None of them looked down, afraid to fall. 

None of them looked back. 

And all the time the crowd of animals that had volunteered to accompany her on this ascent ran harder, flew faster, soared higher--because she willed them to. 

At last, the woman reached the summit of the mountain--and stopped dead in her tracks. A grim-faced man was sitting on the rocky top of the mountain, an old Bluetick Coonhound at his feet. The dog looked up at her mournfully from smokey-colored eyes, so she knelt and scratched his ears. His fur was silky under her fingertips, and he swiped her hand with a rough tongue. 

Best dog in the world.

The man's face was craggy, his short cut salt and pepper hair receded slightly from his weathered features. He glared at her and growled, "What the hell are you doing here?"

She glared back. "Had to get to the top." 

The man relaxed slightly. "Know what you mean, but you're here too damn early." 

She stared at him for a long moment, something whispering against her mind. The connection suddenly clicked and she laughed. "Butch looks a lot like you." 

The man laughed too, as if her comment had surprised him. The hound lifted his head, his ears pricked up. The woman looked down at the now-alert dog. 

"What's wrong with him?" 

The man squinted past her, his eyes twinkling. "Nothing wrong. Smokey always gets excited when they show up." 

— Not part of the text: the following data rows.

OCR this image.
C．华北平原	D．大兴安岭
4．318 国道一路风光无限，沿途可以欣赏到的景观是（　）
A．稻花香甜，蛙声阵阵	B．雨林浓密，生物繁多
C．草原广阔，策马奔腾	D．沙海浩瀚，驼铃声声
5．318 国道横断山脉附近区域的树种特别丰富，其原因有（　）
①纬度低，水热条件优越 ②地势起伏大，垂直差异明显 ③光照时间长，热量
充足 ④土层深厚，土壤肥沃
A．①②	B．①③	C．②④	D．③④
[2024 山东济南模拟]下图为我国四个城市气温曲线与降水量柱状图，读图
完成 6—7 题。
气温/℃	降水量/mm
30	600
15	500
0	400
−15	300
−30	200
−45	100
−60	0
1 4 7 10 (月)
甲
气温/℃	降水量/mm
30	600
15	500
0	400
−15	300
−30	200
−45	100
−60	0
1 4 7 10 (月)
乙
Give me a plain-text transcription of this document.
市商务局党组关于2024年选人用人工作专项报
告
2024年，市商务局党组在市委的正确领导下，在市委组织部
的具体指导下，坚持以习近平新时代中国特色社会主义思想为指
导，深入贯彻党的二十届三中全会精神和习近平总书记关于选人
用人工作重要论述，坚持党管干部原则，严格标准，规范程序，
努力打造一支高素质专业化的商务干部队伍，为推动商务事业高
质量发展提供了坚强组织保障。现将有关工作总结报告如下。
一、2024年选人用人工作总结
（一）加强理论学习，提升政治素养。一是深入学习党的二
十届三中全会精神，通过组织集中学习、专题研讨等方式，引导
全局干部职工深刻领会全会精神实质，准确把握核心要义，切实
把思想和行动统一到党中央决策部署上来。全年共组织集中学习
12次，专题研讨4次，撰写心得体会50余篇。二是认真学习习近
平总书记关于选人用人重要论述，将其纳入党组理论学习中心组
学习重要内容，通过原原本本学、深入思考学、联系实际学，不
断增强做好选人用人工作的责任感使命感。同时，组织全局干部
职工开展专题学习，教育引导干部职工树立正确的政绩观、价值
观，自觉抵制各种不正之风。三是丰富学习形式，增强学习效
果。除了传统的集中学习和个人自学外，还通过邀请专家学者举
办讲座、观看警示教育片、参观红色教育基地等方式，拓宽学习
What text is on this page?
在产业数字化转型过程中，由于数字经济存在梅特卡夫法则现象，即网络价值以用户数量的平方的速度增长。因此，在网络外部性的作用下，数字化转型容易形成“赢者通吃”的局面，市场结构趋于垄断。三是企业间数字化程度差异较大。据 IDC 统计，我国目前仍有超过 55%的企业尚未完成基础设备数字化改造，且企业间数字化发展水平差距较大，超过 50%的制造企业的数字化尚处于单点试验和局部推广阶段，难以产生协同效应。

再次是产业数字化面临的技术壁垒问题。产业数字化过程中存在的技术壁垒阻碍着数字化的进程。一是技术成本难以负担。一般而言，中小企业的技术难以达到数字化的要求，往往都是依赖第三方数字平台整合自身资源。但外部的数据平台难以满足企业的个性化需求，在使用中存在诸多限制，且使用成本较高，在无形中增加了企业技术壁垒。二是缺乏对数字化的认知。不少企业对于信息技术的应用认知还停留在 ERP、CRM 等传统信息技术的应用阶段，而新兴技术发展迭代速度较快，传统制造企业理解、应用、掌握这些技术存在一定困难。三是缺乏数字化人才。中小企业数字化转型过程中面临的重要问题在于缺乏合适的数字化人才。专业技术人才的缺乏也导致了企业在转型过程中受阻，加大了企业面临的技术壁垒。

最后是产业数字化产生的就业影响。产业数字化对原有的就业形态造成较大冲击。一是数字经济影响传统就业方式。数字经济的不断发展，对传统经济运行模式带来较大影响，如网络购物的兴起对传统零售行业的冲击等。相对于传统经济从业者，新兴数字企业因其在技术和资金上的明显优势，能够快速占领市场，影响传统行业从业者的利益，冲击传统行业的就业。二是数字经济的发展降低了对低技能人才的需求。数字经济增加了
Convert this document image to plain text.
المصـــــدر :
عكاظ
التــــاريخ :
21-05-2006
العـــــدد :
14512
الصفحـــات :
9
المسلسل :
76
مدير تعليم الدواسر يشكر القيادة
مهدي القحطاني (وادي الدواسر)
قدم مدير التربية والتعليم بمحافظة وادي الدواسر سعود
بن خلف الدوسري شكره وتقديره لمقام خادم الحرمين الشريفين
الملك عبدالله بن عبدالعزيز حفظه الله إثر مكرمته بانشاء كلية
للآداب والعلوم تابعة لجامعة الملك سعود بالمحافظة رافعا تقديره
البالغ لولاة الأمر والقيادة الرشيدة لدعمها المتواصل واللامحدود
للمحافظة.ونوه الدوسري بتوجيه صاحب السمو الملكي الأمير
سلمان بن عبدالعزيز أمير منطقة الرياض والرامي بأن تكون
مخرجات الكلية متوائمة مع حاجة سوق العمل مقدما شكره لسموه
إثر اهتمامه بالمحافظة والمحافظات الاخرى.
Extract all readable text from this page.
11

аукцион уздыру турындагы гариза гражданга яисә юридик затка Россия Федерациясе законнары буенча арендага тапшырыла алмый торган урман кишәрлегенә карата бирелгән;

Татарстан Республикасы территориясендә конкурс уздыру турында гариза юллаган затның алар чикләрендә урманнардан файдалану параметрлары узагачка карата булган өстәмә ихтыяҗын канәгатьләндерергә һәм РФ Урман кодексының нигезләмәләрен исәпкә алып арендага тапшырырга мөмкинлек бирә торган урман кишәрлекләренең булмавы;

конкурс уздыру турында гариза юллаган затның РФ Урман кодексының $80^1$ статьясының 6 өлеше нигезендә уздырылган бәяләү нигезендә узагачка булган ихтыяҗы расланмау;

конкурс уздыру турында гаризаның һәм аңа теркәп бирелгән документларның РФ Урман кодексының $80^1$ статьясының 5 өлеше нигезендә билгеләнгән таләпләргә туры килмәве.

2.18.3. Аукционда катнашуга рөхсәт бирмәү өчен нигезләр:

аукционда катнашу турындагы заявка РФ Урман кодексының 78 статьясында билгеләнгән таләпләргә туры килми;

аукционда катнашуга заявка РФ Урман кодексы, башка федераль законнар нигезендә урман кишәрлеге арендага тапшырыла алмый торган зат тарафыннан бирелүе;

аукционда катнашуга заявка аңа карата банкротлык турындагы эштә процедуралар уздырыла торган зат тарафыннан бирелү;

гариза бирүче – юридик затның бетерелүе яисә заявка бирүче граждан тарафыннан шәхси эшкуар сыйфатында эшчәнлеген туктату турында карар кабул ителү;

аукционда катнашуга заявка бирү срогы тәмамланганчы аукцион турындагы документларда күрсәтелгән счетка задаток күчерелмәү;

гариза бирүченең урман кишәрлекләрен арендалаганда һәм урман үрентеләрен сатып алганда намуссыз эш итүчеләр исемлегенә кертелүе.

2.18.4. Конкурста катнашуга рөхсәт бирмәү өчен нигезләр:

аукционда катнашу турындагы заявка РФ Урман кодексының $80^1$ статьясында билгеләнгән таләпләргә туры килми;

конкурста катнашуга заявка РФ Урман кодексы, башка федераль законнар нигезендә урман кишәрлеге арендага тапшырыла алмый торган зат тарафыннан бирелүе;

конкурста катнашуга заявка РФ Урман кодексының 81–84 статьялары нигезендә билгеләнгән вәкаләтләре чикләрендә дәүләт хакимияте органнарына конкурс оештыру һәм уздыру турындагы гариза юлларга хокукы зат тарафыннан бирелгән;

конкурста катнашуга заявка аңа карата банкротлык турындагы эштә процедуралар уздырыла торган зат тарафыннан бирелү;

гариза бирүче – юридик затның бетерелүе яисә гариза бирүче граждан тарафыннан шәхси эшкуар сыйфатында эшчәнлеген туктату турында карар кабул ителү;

The woman turned around. The forest was gone; the animals were no longer clustered on the mountainside. Instead, she, the man, and the dog stood alone on the summit of the mountain. Smokey got to his feet and lifted his muzzle in a loud, joyous howl. His tail thumped hard against the side of the woman's leg, as the sun illuminated an endless field of faces--faces of girls she'd known who'd grown into legends, of women she'd known who'd worked at her side, of men whose dismissal had turned into reverence, even people she'd known only well enough to smile at when they passed on the street or in the arena halls. But there were millions of face she'd never seen, never known--all smiling, all wreathed with the same expression of awe and love. 

"You remember 'em?" the man asked softly.

"I always remember the faces." And for the first time in what seemed like an infinite climb, she did. 

"You brought 'em with you," the man said. "Brought 'em all to the top--millions of 'em you never met have all climbed the mountain because of you." 

"Not me," she replied. "Themselves." 

"One increasing purpose, Coach." The man clapped his hand on her shoulder--an approving clap that wasn't lessened because she was a woman. "You kept everlastingly on the job." 

She turned to the man with a smile, a smile unlike her usual infectious laughing grin. A shy smile, the smile of a child seeking approval from a god whose maxims she revered. He extended his hand, equal to equal. Giant to giant. 

But his eyes softened, and glittered with unexpected tears as he said quietly, "Welcome home, Pat." 

Without hesitation, she gave him a huge hug. "Thanks, General." 

Between them, Smokey howled, and a final vagrant breeze brought a whiff of the heat-baked tobacco fields as the white-hot June sun finally slipped from the sky in a blaze of orange. The sea of faces flared in front of her one last time, gilded by the last ray of light, then sank and receded into the darkness. 

The last thing she saw was the tobacco field, tiny and deserted, its green rows fading into the blood red clay--distant, but still clearly visible. The foundation. The root. The impetus that began the climb.